A simple procedure to correct for measurement errors in survey research

Anna DeCastellarnau
Universitat Pompeu Fabra
Although there is much literature on the existence of measurement errors, few researchers are correcting them in their analyses. In this presentation, I will show that correction for measurement errors in survey research is not only necessary but also possible and actually rather simple. Using the quality estimates obtained from the free online software Survey Quality Predictor (SQP), one can easily correct and use correlation and covariance matrices as input for your analysis. This procedure was described for Stata, LISREL, and R in the ESS EduNet module "A simple procedure to correct for measurement errors in survey research". This presentation will focus on the correction of measurement errors in regression analysis and causal models using Stata.

Additional information
spain15_decastellarnau.pdf

Content analysis with Stata

Modesto Escobar
Universidad de Salamanca
José L. Alonso Berrocal
Universidad de Salamanca
Content analysis is a technique used in the social sciences for the systematic study of the contents of the communication. In this presentation, we discuss a couple of useful programs for statistical analysis of texts.
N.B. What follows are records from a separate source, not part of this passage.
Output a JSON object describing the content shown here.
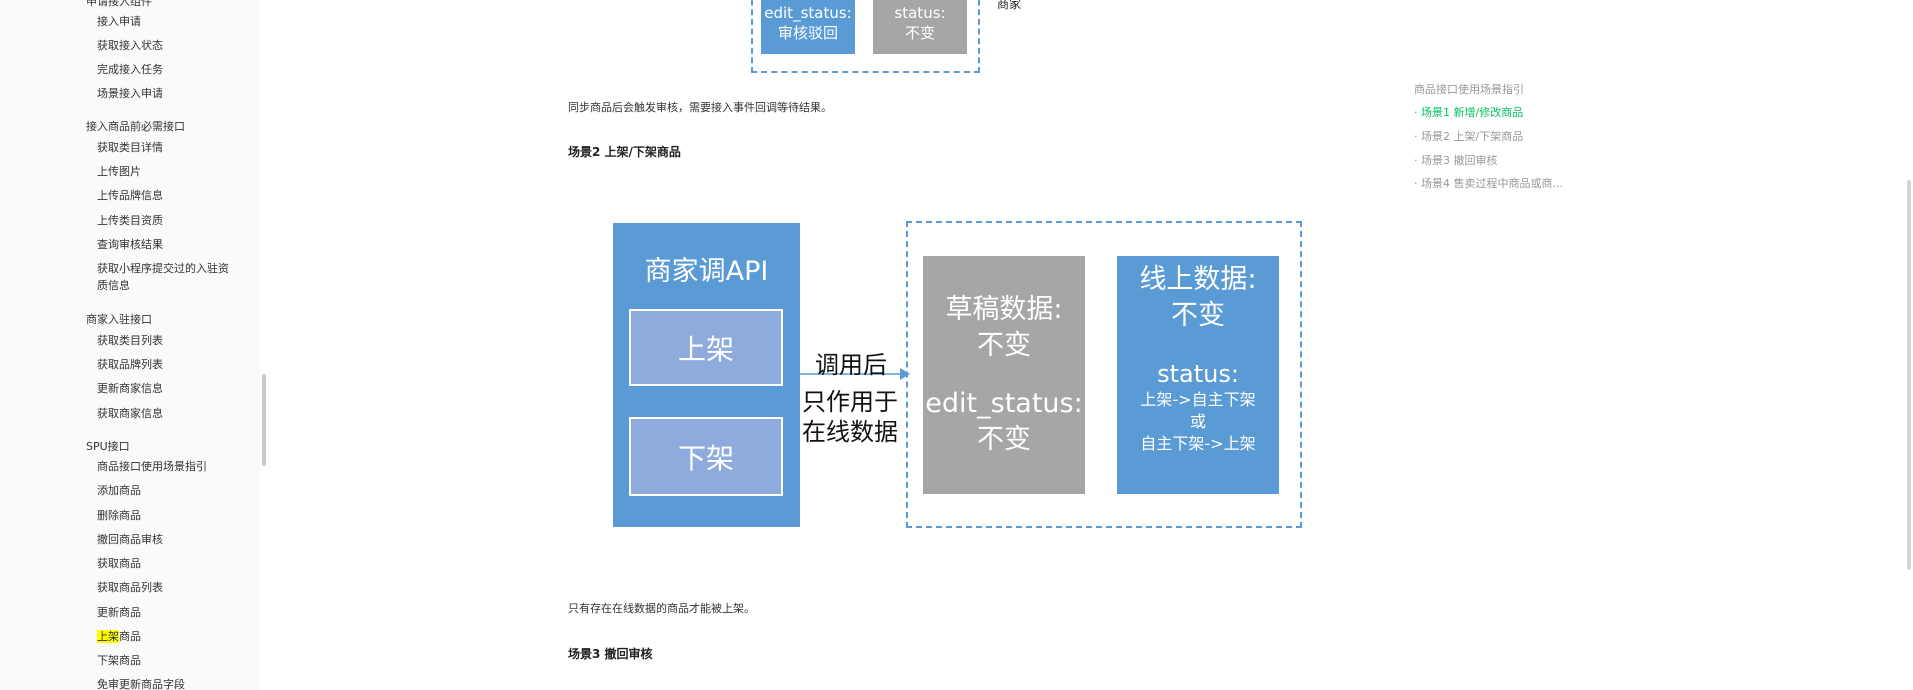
{
  "sidebar": {
    "top_partial": "申请接入组件",
    "groups": [
      {
        "title": "",
        "items": [
          "接入申请",
          "获取接入状态",
          "完成接入任务",
          "场景接入申请"
        ]
      },
      {
        "title": "接入商品前必需接口",
        "items": [
          "获取类目详情",
          "上传图片",
          "上传品牌信息",
          "上传类目资质",
          "查询审核结果",
          "获取小程序提交过的入驻资质信息"
        ]
      },
      {
        "title": "商家入驻接口",
        "items": [
          "获取类目列表",
          "获取品牌列表",
          "更新商家信息",
          "获取商家信息"
        ]
      },
      {
        "title": "SPU接口",
        "items": [
          "商品接口使用场景指引",
          "添加商品",
          "删除商品",
          "撤回商品审核",
          "获取商品",
          "获取商品列表",
          "更新商品",
          "上架商品",
          "下架商品",
          "免审更新商品字段"
        ]
      }
    ],
    "highlight_prefix": "上架",
    "highlight_suffix": "商品"
  },
  "diagram1": {
    "box1_line1": "edit_status:",
    "box1_line2": "审核驳回",
    "box2_line1": "status:",
    "box2_line2": "不变",
    "side_label": "商家"
  },
  "main": {
    "para1": "同步商品后会触发审核，需要接入事件回调等待结果。",
    "heading2": "场景2 上架/下架商品",
    "para2": "只有存在在线数据的商品才能被上架。",
    "heading3": "场景3 撤回审核"
  },
  "diagram2": {
    "api_title": "商家调API",
    "btn_up": "上架",
    "btn_down": "下架",
    "arrow_l1": "调用后",
    "arrow_l2": "只作用于",
    "arrow_l3": "在线数据",
    "draft_l1": "草稿数据:",
    "draft_l2": "不变",
    "draft_l3": "edit_status:",
    "draft_l4": "不变",
    "online_l1": "线上数据:",
    "online_l2": "不变",
    "online_l3": "status:",
    "online_l4": "上架->自主下架",
    "online_l5": "或",
    "online_l6": "自主下架->上架"
  },
  "toc": {
    "title": "商品接口使用场景指引",
    "items": [
      "· 场景1 新增/修改商品",
      "· 场景2 上架/下架商品",
      "· 场景3 撤回审核",
      "· 场景4 售卖过程中商品或商..."
    ]
  },
  "colors": {
    "diagram_blue": "#5b9bd5",
    "button_blue": "#8faadc",
    "diagram_gray": "#a6a6a6",
    "toc_active": "#07c160",
    "highlight": "#ffff00"
  }
}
The first (precoin) splits the text into words or groups of words to form an incidence matrix. The second (coin) works with this matrix and produces frequencies, co-occurrences, multivariate statistical measures of centrality and distance, and various types of graphs. We present, as examples of its use, an analysis of a sample of tweets and another analysis of open-ended answers from a questionnaire.

Additional information
spain15_escobar.pdf

Wishes and grumbles

StataCorp
StataCorp staff will be happy to receive wishes for developments in Stata and almost as happy to receive grumbles about the software.

Scientific organizers

Modesto Escobar, Universidad de Salamanca

Alexander Zlotnik, Polytechnic University of Madrid and Hospital Universitario Ramón Cajal

Logistics organizers

Timberlake Consulting S.L., the official distributor of Stata in Spain.